Bridging Policy, Work and Science
Workplace policy provides a perfect opportunity to address the individual and intersectional concerns of endometriosis and menopause. Endometriosis already costs the Australian economy $7.7 billion annually in healthcare, absenteeism, and lost productivity. Menopause is thought to cost upwards of $10 billion annually in Australia, with a detailed study from 2013 showing that the direct and indirect costs of menopause are in the order of $10,500 per employee per year.
Workers managing either condition or both endometriosis and menopausal symptoms - particularly in high-pressure, shift-based, or male-dominated industries - may face compounded fatigue, cognitive strain, and health risks. But no integrated support frameworks exist.

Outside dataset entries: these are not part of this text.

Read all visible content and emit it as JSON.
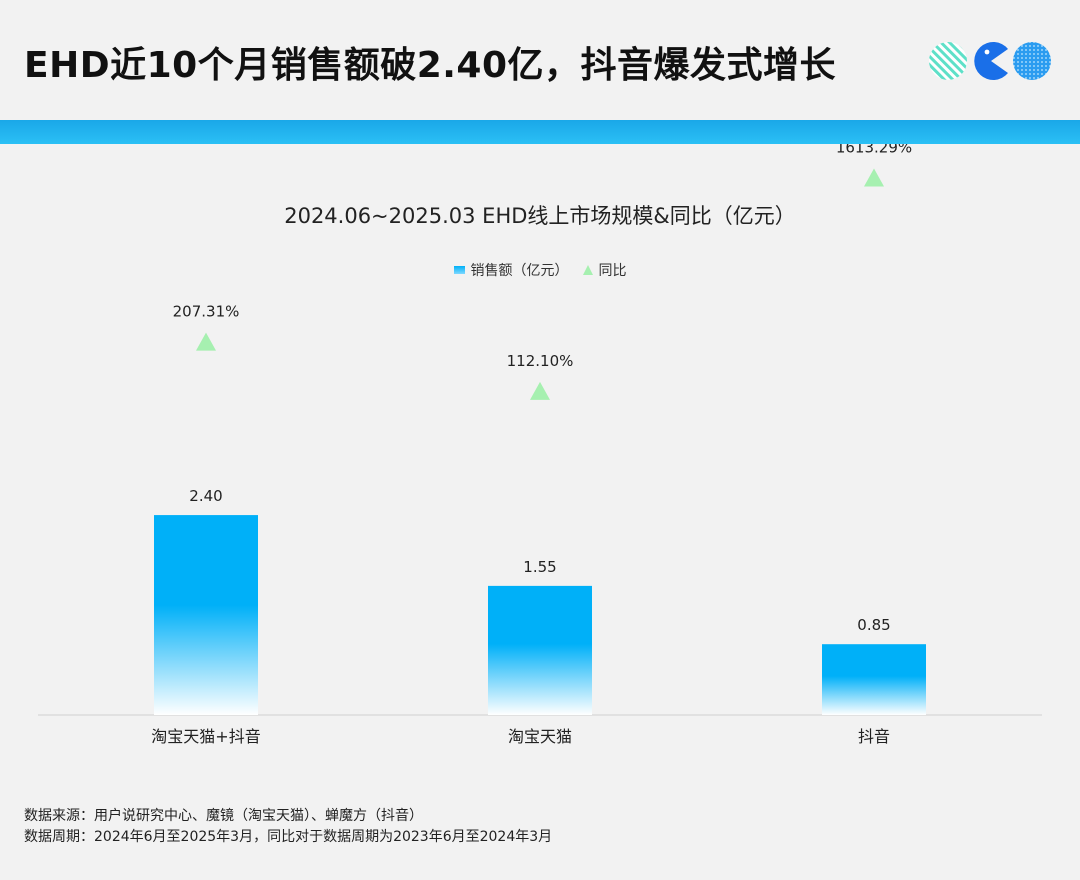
{
  "header": {
    "title": "EHD近10个月销售额破2.40亿，抖音爆发式增长"
  },
  "brand": {
    "bar_color": "#1aa7e8",
    "logo_colors": [
      "#5ee0c8",
      "#1a6fe8",
      "#2b9cf0"
    ],
    "logo_icons": [
      "striped-circle-icon",
      "pacman-icon",
      "dotted-circle-icon"
    ]
  },
  "chart_data": {
    "type": "bar",
    "title": "2024.06~2025.03 EHD线上市场规模&同比（亿元）",
    "categories": [
      "淘宝天猫+抖音",
      "淘宝天猫",
      "抖音"
    ],
    "series": [
      {
        "name": "销售额（亿元）",
        "values": [
          2.4,
          1.55,
          0.85
        ],
        "labels": [
          "2.40",
          "1.55",
          "0.85"
        ],
        "color": "#00b0f8",
        "kind": "bar"
      },
      {
        "name": "同比",
        "values": [
          207.31,
          112.1,
          1613.29
        ],
        "labels": [
          "207.31%",
          "112.10%",
          "1613.29%"
        ],
        "color": "#a6f0b0",
        "kind": "marker"
      }
    ],
    "legend": "top-center",
    "grid": false
  },
  "footer": {
    "source": "数据来源：用户说研究中心、魔镜（淘宝天猫）、蝉魔方（抖音）",
    "period": "数据周期：2024年6月至2025年3月，同比对于数据周期为2023年6月至2024年3月"
  }
}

There’s a critical need to bring together:
WHS laws and flexible work design
Health guidelines for MHT and chronic disease management
Anti-discrimination protections that span age, disability, and reproductive health
This is precisely where a cohesive women’s health policy must step in — grounded in real-world complexity rather than fragmented conditions.

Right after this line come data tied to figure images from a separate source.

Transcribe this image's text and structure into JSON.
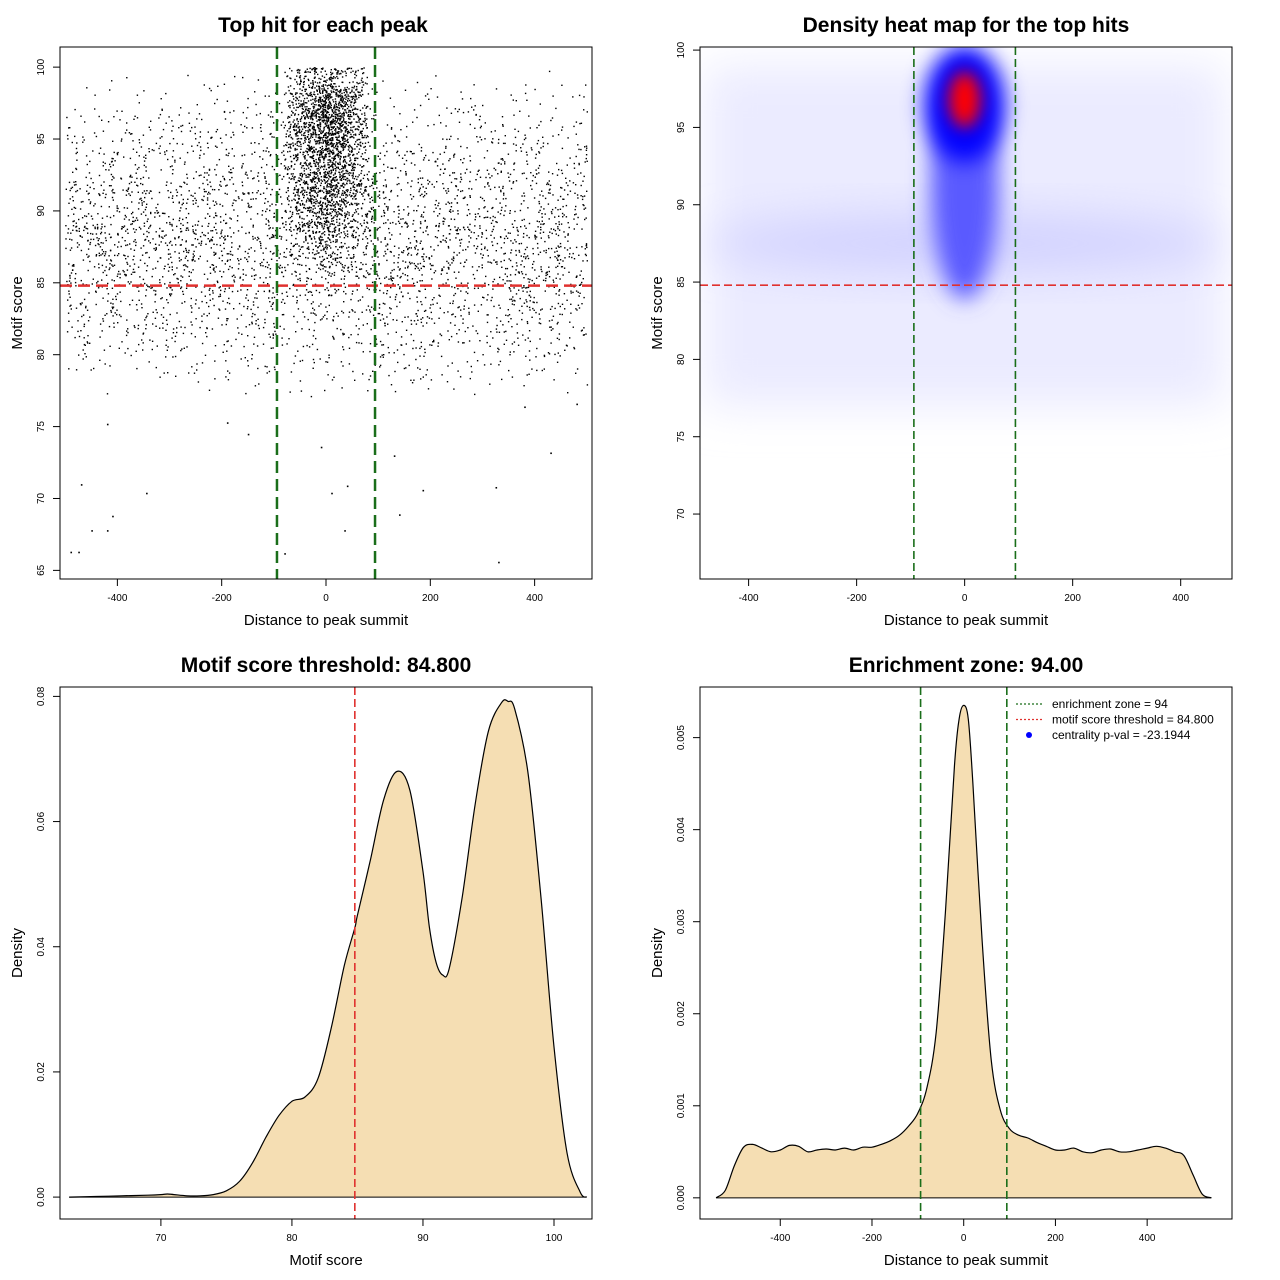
{
  "chart_data": [
    {
      "type": "scatter",
      "title": "Top hit for each peak",
      "xlabel": "Distance to peak summit",
      "ylabel": "Motif score",
      "xlim": [
        -510,
        510
      ],
      "ylim": [
        64.4,
        101.4
      ],
      "xticks": [
        -400,
        -200,
        0,
        200,
        400
      ],
      "xtick_labels": [
        "-400",
        "-200",
        "0",
        "200",
        "400"
      ],
      "yticks": [
        65,
        70,
        75,
        80,
        85,
        90,
        95,
        100
      ],
      "ytick_labels": [
        "65",
        "70",
        "75",
        "80",
        "85",
        "90",
        "95",
        "100"
      ],
      "hline": {
        "y": 84.8,
        "color": "#e0312f"
      },
      "vlines": [
        {
          "x": -94,
          "color": "#1a6e1a"
        },
        {
          "x": 94,
          "color": "#1a6e1a"
        }
      ],
      "point_color": "#000000",
      "background_points": {
        "x_range": [
          -500,
          500
        ],
        "y_range": [
          77,
          100
        ],
        "mode_y": 87.5
      },
      "central_points": {
        "x_range": [
          -90,
          90
        ],
        "y_range": [
          85,
          100
        ],
        "mode_y": 97
      },
      "outliers": [
        {
          "x": -490,
          "y": 66.3
        },
        {
          "x": -475,
          "y": 66.3
        },
        {
          "x": -450,
          "y": 67.8
        },
        {
          "x": -420,
          "y": 67.8
        },
        {
          "x": -410,
          "y": 68.8
        },
        {
          "x": -470,
          "y": 71.0
        },
        {
          "x": -345,
          "y": 70.4
        },
        {
          "x": -420,
          "y": 75.2
        },
        {
          "x": -190,
          "y": 75.3
        },
        {
          "x": -150,
          "y": 74.5
        },
        {
          "x": -80,
          "y": 66.2
        },
        {
          "x": 10,
          "y": 70.4
        },
        {
          "x": 40,
          "y": 70.9
        },
        {
          "x": 35,
          "y": 67.8
        },
        {
          "x": 130,
          "y": 73.0
        },
        {
          "x": 140,
          "y": 68.9
        },
        {
          "x": 185,
          "y": 70.6
        },
        {
          "x": 325,
          "y": 70.8
        },
        {
          "x": 330,
          "y": 65.6
        },
        {
          "x": 430,
          "y": 73.2
        },
        {
          "x": -10,
          "y": 73.6
        },
        {
          "x": 380,
          "y": 76.4
        },
        {
          "x": 480,
          "y": 76.6
        }
      ]
    },
    {
      "type": "heatmap",
      "title": "Density heat map for the top hits",
      "xlabel": "Distance to peak summit",
      "ylabel": "Motif score",
      "xlim": [
        -490,
        495
      ],
      "ylim": [
        65.8,
        100.2
      ],
      "xticks": [
        -400,
        -200,
        0,
        200,
        400
      ],
      "xtick_labels": [
        "-400",
        "-200",
        "0",
        "200",
        "400"
      ],
      "yticks": [
        70,
        75,
        80,
        85,
        90,
        95,
        100
      ],
      "ytick_labels": [
        "70",
        "75",
        "80",
        "85",
        "90",
        "95",
        "100"
      ],
      "hline": {
        "y": 84.8,
        "color": "#e0312f"
      },
      "vlines": [
        {
          "x": -94,
          "color": "#1a6e1a"
        },
        {
          "x": 94,
          "color": "#1a6e1a"
        }
      ],
      "color_scale": [
        "#ffffff",
        "#0000ff",
        "#ff0000"
      ],
      "hotspot": {
        "x": 0,
        "y": 96.8
      },
      "secondary_band_y": 87.5
    },
    {
      "type": "area",
      "title": "Motif score threshold: 84.800",
      "xlabel": "Motif score",
      "ylabel": "Density",
      "xlim": [
        62.3,
        102.9
      ],
      "ylim": [
        -0.0035,
        0.0815
      ],
      "xticks": [
        70,
        80,
        90,
        100
      ],
      "xtick_labels": [
        "70",
        "80",
        "90",
        "100"
      ],
      "yticks": [
        0,
        0.02,
        0.04,
        0.06,
        0.08
      ],
      "ytick_labels": [
        "0.00",
        "0.02",
        "0.04",
        "0.06",
        "0.08"
      ],
      "vline": {
        "x": 84.8,
        "color": "#e0312f"
      },
      "fill": "#f5deb3",
      "x": [
        63,
        65,
        67,
        69,
        70,
        70.5,
        71,
        72,
        73,
        74,
        75,
        76,
        77,
        78,
        79,
        80,
        81,
        82,
        83,
        84,
        84.8,
        85,
        86,
        87,
        88,
        89,
        90,
        90.5,
        91,
        91.5,
        92,
        93,
        94,
        95,
        96,
        96.5,
        97,
        98,
        99,
        100,
        101,
        102,
        102.5
      ],
      "y": [
        0.0,
        0.0001,
        0.0002,
        0.0003,
        0.0004,
        0.0005,
        0.0004,
        0.0002,
        0.0002,
        0.0004,
        0.001,
        0.0025,
        0.0055,
        0.0095,
        0.013,
        0.0153,
        0.016,
        0.019,
        0.027,
        0.037,
        0.043,
        0.045,
        0.054,
        0.0635,
        0.068,
        0.065,
        0.052,
        0.043,
        0.0375,
        0.0355,
        0.0365,
        0.048,
        0.063,
        0.0745,
        0.079,
        0.0792,
        0.078,
        0.068,
        0.048,
        0.024,
        0.007,
        0.0008,
        0.0
      ]
    },
    {
      "type": "area",
      "title": "Enrichment zone: 94.00",
      "xlabel": "Distance to peak summit",
      "ylabel": "Density",
      "xlim": [
        -575,
        585
      ],
      "ylim": [
        -0.00023,
        0.00555
      ],
      "xticks": [
        -400,
        -200,
        0,
        200,
        400
      ],
      "xtick_labels": [
        "-400",
        "-200",
        "0",
        "200",
        "400"
      ],
      "yticks": [
        0,
        0.001,
        0.002,
        0.003,
        0.004,
        0.005
      ],
      "ytick_labels": [
        "0.000",
        "0.001",
        "0.002",
        "0.003",
        "0.004",
        "0.005"
      ],
      "vlines": [
        {
          "x": -94,
          "color": "#1a6e1a"
        },
        {
          "x": 94,
          "color": "#1a6e1a"
        }
      ],
      "fill": "#f5deb3",
      "x": [
        -540,
        -520,
        -500,
        -480,
        -460,
        -440,
        -420,
        -400,
        -380,
        -360,
        -340,
        -320,
        -300,
        -280,
        -260,
        -240,
        -220,
        -200,
        -180,
        -160,
        -140,
        -120,
        -100,
        -80,
        -60,
        -40,
        -20,
        -10,
        0,
        10,
        20,
        40,
        60,
        80,
        100,
        120,
        140,
        160,
        180,
        200,
        220,
        240,
        260,
        280,
        300,
        320,
        340,
        360,
        380,
        400,
        420,
        440,
        460,
        480,
        500,
        520,
        540
      ],
      "y": [
        0.0,
        8e-05,
        0.00035,
        0.00055,
        0.00058,
        0.00054,
        0.0005,
        0.00052,
        0.00057,
        0.00056,
        0.0005,
        0.00052,
        0.00053,
        0.00052,
        0.00054,
        0.00052,
        0.00055,
        0.00055,
        0.00058,
        0.00062,
        0.00068,
        0.00078,
        0.00092,
        0.0012,
        0.0018,
        0.0031,
        0.0047,
        0.0052,
        0.00535,
        0.0052,
        0.0045,
        0.0028,
        0.0015,
        0.00095,
        0.00075,
        0.00068,
        0.00065,
        0.0006,
        0.00056,
        0.00052,
        0.00052,
        0.00054,
        0.0005,
        0.00049,
        0.00052,
        0.00053,
        0.0005,
        0.0005,
        0.00052,
        0.00054,
        0.00056,
        0.00054,
        0.0005,
        0.00046,
        0.00025,
        4e-05,
        0.0
      ],
      "legend": [
        {
          "label": "enrichment zone = 94",
          "color": "#1a6e1a",
          "kind": "dotted-line"
        },
        {
          "label": "motif score threshold = 84.800",
          "color": "#e0312f",
          "kind": "dotted-line"
        },
        {
          "label": "centrality p-val = -23.1944",
          "color": "#0000ff",
          "kind": "point"
        }
      ],
      "legend_position": "top-right"
    }
  ]
}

From Correlation to Causality: The Research Gap
This research is vital not only for developing safer, more personalised treatments, but for informing policy that is proactive rather than reactive.
Critically, advancing care also requires better science. Much of what we know today about the relationship between endometriosis, menopause, MHT, cancer risk, and chronic comorbidities is correlational, not causal.

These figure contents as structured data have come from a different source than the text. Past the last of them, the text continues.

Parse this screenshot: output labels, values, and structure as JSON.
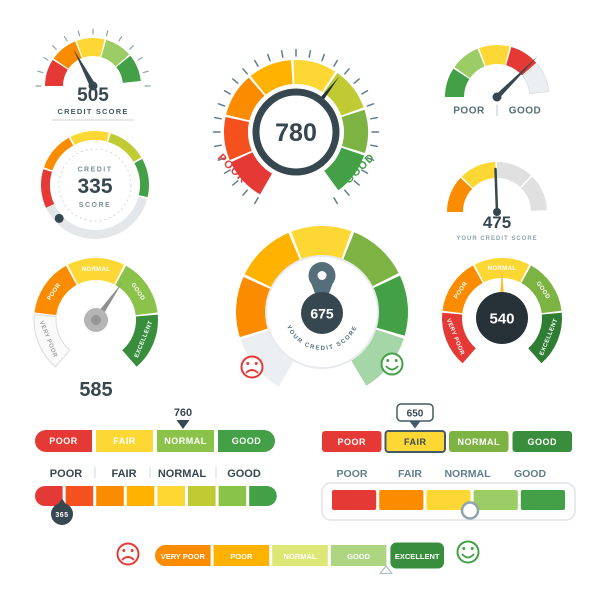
{
  "colors": {
    "red": "#e53935",
    "deep_orange": "#f4511e",
    "orange": "#fb8c00",
    "amber": "#ffb300",
    "yellow": "#fdd835",
    "lime": "#c0ca33",
    "light_green": "#8bc34a",
    "green": "#43a047",
    "dark_green": "#388e3c",
    "darker_green": "#2e7d32",
    "dark_slate": "#37474f",
    "near_black": "#263238",
    "gray_needle": "#9e9e9e",
    "light_gray": "#e0e0e0",
    "pale": "#eceff1"
  },
  "gauge_505": {
    "value": "505",
    "label": "CREDIT SCORE"
  },
  "gauge_780": {
    "value": "780",
    "poor": "POOR",
    "good": "GOOD"
  },
  "gauge_needle": {
    "poor": "POOR",
    "good": "GOOD"
  },
  "gauge_335": {
    "line1": "CREDIT",
    "value": "335",
    "line2": "SCORE"
  },
  "gauge_475": {
    "value": "475",
    "label": "YOUR CREDIT SCORE"
  },
  "gauge_585": {
    "value": "585",
    "segments": [
      "VERY POOR",
      "POOR",
      "NORMAL",
      "GOOD",
      "EXCELLENT"
    ]
  },
  "gauge_675": {
    "value": "675",
    "label": "YOUR CREDIT SCORE"
  },
  "gauge_540": {
    "value": "540",
    "segments": [
      "VERY POOR",
      "POOR",
      "NORMAL",
      "GOOD",
      "EXCELLENT"
    ]
  },
  "bar_760": {
    "marker": "760",
    "segments": [
      "POOR",
      "FAIR",
      "NORMAL",
      "GOOD"
    ]
  },
  "bar_650": {
    "marker": "650",
    "segments": [
      "POOR",
      "FAIR",
      "NORMAL",
      "GOOD"
    ]
  },
  "bar_365": {
    "marker": "365",
    "labels": [
      "POOR",
      "FAIR",
      "NORMAL",
      "GOOD"
    ]
  },
  "bar_panel": {
    "labels": [
      "POOR",
      "FAIR",
      "NORMAL",
      "GOOD"
    ]
  },
  "bar_rating": {
    "segments": [
      "VERY POOR",
      "POOR",
      "NORMAL",
      "GOOD",
      "EXCELLENT"
    ]
  },
  "chart_data": [
    {
      "type": "gauge",
      "id": "credit-score-505",
      "value": 505,
      "label": "CREDIT SCORE",
      "style": "semicircle-segment-arc-needle",
      "scale_colors": [
        "#e53935",
        "#fb8c00",
        "#fdd835",
        "#9ccc65",
        "#43a047"
      ]
    },
    {
      "type": "gauge",
      "id": "speedometer-780",
      "value": 780,
      "min_label": "POOR",
      "max_label": "GOOD",
      "style": "speedometer-ticks-dark-bezel"
    },
    {
      "type": "gauge",
      "id": "poor-good-meter",
      "min_label": "POOR",
      "max_label": "GOOD",
      "style": "semicircle-arc-long-needle"
    },
    {
      "type": "gauge",
      "id": "credit-score-335",
      "value": 335,
      "label": "CREDIT SCORE",
      "style": "circular-ring-dot-marker"
    },
    {
      "type": "gauge",
      "id": "your-credit-score-475",
      "value": 475,
      "label": "YOUR CREDIT SCORE",
      "style": "semicircle-arc-needle"
    },
    {
      "type": "gauge",
      "id": "rating-585",
      "value": 585,
      "scale_labels": [
        "VERY POOR",
        "POOR",
        "NORMAL",
        "GOOD",
        "EXCELLENT"
      ],
      "style": "circular-labeled-segments-gray-needle"
    },
    {
      "type": "gauge",
      "id": "your-credit-score-675",
      "value": 675,
      "label": "YOUR CREDIT SCORE",
      "style": "wedge-dial-pin-pointer",
      "mood_icons": [
        "sad",
        "happy"
      ]
    },
    {
      "type": "gauge",
      "id": "rating-540",
      "value": 540,
      "scale_labels": [
        "VERY POOR",
        "POOR",
        "NORMAL",
        "GOOD",
        "EXCELLENT"
      ],
      "style": "circular-labeled-segments-dark-center"
    },
    {
      "type": "bar",
      "id": "scale-760",
      "value": 760,
      "categories": [
        "POOR",
        "FAIR",
        "NORMAL",
        "GOOD"
      ],
      "style": "segment-bar-arrow-marker"
    },
    {
      "type": "bar",
      "id": "scale-650",
      "value": 650,
      "categories": [
        "POOR",
        "FAIR",
        "NORMAL",
        "GOOD"
      ],
      "highlighted": "FAIR",
      "style": "segment-bar-tag-marker"
    },
    {
      "type": "bar",
      "id": "scale-365",
      "value": 365,
      "categories": [
        "POOR",
        "FAIR",
        "NORMAL",
        "GOOD"
      ],
      "style": "gradient-step-bar-badge-marker"
    },
    {
      "type": "bar",
      "id": "scale-panel",
      "categories": [
        "POOR",
        "FAIR",
        "NORMAL",
        "GOOD"
      ],
      "style": "segment-bar-in-panel-circle-marker"
    },
    {
      "type": "bar",
      "id": "rating-bar",
      "categories": [
        "VERY POOR",
        "POOR",
        "NORMAL",
        "GOOD",
        "EXCELLENT"
      ],
      "highlighted": "EXCELLENT",
      "style": "segment-bar-mood-icons"
    }
  ]
}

That’s why researchers like Dr. Michael Liebman, founder of WOVEN (the not-for-profit arm of IPQ Analytics), are leading efforts to shift the research paradigm by focusing on causality, context, and patient-specific factors to improve health outcomes. Through systems biology and integrative data models, WOVEN is working to identify patterns that traditional studies often miss, particularly in under-researched conditions like endometriosis and menopause.
This research is vital not only for developing safer, more personalised treatments, but for informing policy that is proactive rather than reactive.
Toward a Cohesive Women’s Health Policy
We believe the absence of guidance for women navigating both endometriosis and menopause is a major policy blindspot and a missed opportunity to create truly supportive systems for women and gender-diverse individuals across their lifetimes.
A forward-looking, life course approach should:
Acknowledge endometriosis as a lifelong condition, not just a reproductive one
Improve workplace and healthcare policies with provisions that support women through female-specific conditions such as endometriosis and midlife transitions
Fund and leverage research that moves from correlation to causality, so that women can understand their unique risk profile and get personalised support, sooner
Embed women’s health in employment law and WHS standards, reflecting both chronic and transitional needs
Integrate patient voice and lived experience into all levels of health system design and delivery.
What’s Next
QENDO, Sage and WOVEN remain committed to advancing a vision of women’s health that is continuous, evidence-based, and centred on lived experience. Together, we are calling for a future where no one is left behind at the intersection of chronic illness, hormonal transition, and structural oversight.
It’s time to move beyond siloed thinking and reproductive framing. Endometriosis and menopause are not separate chapters - they are part of the same health story. And that story deserves to be seen, heard, and acted upon.
References
Australian Government Department of Health and Aged Care (2020) National Women's Health Strategy 2020–2030. Canberra: Australian Government. Available at: https://www.health.gov.au/resources/publications/national-womens-health-strategy-2020-2030
Jakson, I., Lindén Hirschberg, A. and Gidlöf, S.B. (2023) ‘Endometriosis and menopause - management strategies based on clinical scenarios’, Acta Obstetricia et Gynecologica Scandinavica, 102(10), pp. 1323–1328. doi:10.1111/aogs.14583.